Okay, confession time. Last night I wrapped up my homework, tidied my room a bit and then, feeling rather tired, I snuck into bed. Once in bed I looked across my room at my desk and then remembered I'd not done my devos.
Part of me felt an urge to get up and just write something down real quick. That was the duty, honour, responsibility part of me. The other part of me felt something else. The second part felt the urge to just lay in bed and let sleep catch up on me. That was the lazy part of me.
As you can see by last night's post, or rather the absence thereof, the lazy part won out. I'm not proud of it, neither am I horribly disappointed. Perhaps I should be a little more disappointed, but I'm not. God doesn't judge me according to how often I read His Word. In fact, I don't think He judges me at all. The Bible actually promises that there is no longer any condemnation for me. He loves me no matter what.
But I did feel a trifle bad for not keeping up with my discipline and for letting laziness take control of my situation. Was it a sin? I don't know. I don't think it was a sin to not read my Bible. I do think laziness is a sin, so maybe that was a sin of mine.
Still, there's no going back and patching it up. I can't make up for lost time. If it was a sin, God forgives me. If it wasn't, then I'm all set. Either way He won't beat me up over it, and neither should I. Too often the devil makes us fall into the trap of undermining our own spiritual progress by comparison. I can compare myself to this holy person who read the Word every day and was borderline perfect. The victorious and great giants of the faith always seemed to be immersed in the Scriptures and knowledgeable of them. To reach that level, imitate them. I think the one we are supposed to imitate is the One who saved our souls. Not man.

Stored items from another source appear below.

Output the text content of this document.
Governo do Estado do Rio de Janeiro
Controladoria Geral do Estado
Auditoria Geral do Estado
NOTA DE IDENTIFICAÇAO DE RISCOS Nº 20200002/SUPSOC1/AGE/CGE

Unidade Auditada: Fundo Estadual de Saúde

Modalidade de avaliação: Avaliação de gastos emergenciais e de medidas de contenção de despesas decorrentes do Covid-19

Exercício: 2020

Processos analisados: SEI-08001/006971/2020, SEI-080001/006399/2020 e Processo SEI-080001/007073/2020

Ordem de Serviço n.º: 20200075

Nevertheless I think I am approaching this with unfair expectations. I had devos two days straight and yet I still sinned. I can't help it. Jesus can, He promised to help me in everything. But in and of myself, I can't help it. The problem is I don't really want to either. I want the easy way out, a short-cut, if you will. That short-cut might be just reading a little bit of Bible every day and signing off on my time-with-God checklist. I think that not sinning has to do with "hiding" His Word in our hearts. Not just ritualizing a verse here and there and expecting a miracle cure. But then again, I'm still processing. Still learning.